Beside these concerns at the physician level, the regulations surrounding Medicare Advantage plans may open the door to billing fraud.

How do Medicare Advantage Plans interact with diagnosis codes?

“I just can’t stand when I see fraud in the health care system,” said Nancy Keating, MD, MPH, an internist at Brigham and Women’s Hospital and a health policy professor at Harvard Medical School, both in Boston.

This July, Dr. Keating published a report in the Annals of Internal Medicine about a patient of hers whose health insurer – a Medicare Advantage plan – claimed had diabetes with comorbidities and was morbidly obese. None of this was true. But submitting such diagnoses to CMS would suggest that Dr. Keating’s patient was especially ill, leading to greater reimbursements from CMS for covering her care.

“I’m not averse to paying plans that are taking care of sicker patients more, but we need to figure out who those patients truly are,” Dr. Keating said.

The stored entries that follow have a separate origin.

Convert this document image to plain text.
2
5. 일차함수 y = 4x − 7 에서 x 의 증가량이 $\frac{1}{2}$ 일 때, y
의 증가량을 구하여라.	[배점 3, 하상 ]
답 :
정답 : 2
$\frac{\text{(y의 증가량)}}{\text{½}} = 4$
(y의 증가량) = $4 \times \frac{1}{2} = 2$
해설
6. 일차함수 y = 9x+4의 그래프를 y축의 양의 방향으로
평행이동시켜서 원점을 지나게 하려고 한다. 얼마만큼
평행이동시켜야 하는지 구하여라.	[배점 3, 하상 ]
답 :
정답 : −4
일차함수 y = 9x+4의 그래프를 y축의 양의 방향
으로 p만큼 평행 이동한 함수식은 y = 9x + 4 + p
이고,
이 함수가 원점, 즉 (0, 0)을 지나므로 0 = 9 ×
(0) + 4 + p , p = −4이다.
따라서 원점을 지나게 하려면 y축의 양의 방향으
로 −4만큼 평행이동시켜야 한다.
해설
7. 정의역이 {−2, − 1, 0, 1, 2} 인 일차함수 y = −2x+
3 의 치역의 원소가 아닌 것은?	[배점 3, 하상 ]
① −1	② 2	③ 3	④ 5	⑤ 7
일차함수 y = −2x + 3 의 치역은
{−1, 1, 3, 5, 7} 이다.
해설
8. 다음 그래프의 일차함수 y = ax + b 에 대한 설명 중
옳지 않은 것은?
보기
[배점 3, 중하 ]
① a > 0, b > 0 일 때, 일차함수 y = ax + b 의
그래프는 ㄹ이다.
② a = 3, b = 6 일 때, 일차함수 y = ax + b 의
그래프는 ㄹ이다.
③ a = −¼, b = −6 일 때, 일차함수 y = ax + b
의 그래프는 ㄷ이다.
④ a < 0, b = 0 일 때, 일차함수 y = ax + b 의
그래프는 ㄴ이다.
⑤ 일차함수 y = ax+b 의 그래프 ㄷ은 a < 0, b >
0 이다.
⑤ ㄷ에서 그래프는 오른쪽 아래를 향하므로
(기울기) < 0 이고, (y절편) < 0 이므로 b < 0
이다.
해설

“It is absolutely true and widely proven that Medicare Advantage plans do a lot of clever things” to inflate diagnoses, added Dr. Ankuda. Also, she said that Medicare Advantage plan representatives would say this is legitimate work, as the entire point of Medicare Advantage is to pay more for caring for sicker patients.

“I don’t think anyone here is acting in bad faith. It’s just that [there are] very different incentives,” Dr. Ankuda said.

How can Medicare Advantage be improved?

Dr. Keating believes that CMS should reduce the number of diagnosis codes allowed within Medicare Advantage to thwart the potential for upcoding. Dr. Ankuda thinks the biggest problem is that there is no good way for patients to choose among Medicare Advantage plans.

“I don’t see it as Medicare Advantage is bad or Medicare Advantage is good. MA plans are incredibly diverse,” Dr. Ankuda said. The problem is that it’s very hard for patients to tell which plans are delivering the best care, what their out-of-pocket costs will actually be, or how often a plan denies payment.

Dr. Ankuda argues for much more data transparency around such plan factors.

Dr. Candler and Dr. Ankuda had no relevant conflicts. Dr. Keating is a consultant to the Research Triangle Institute, which advises CMS about Medicare Advantage billing codes.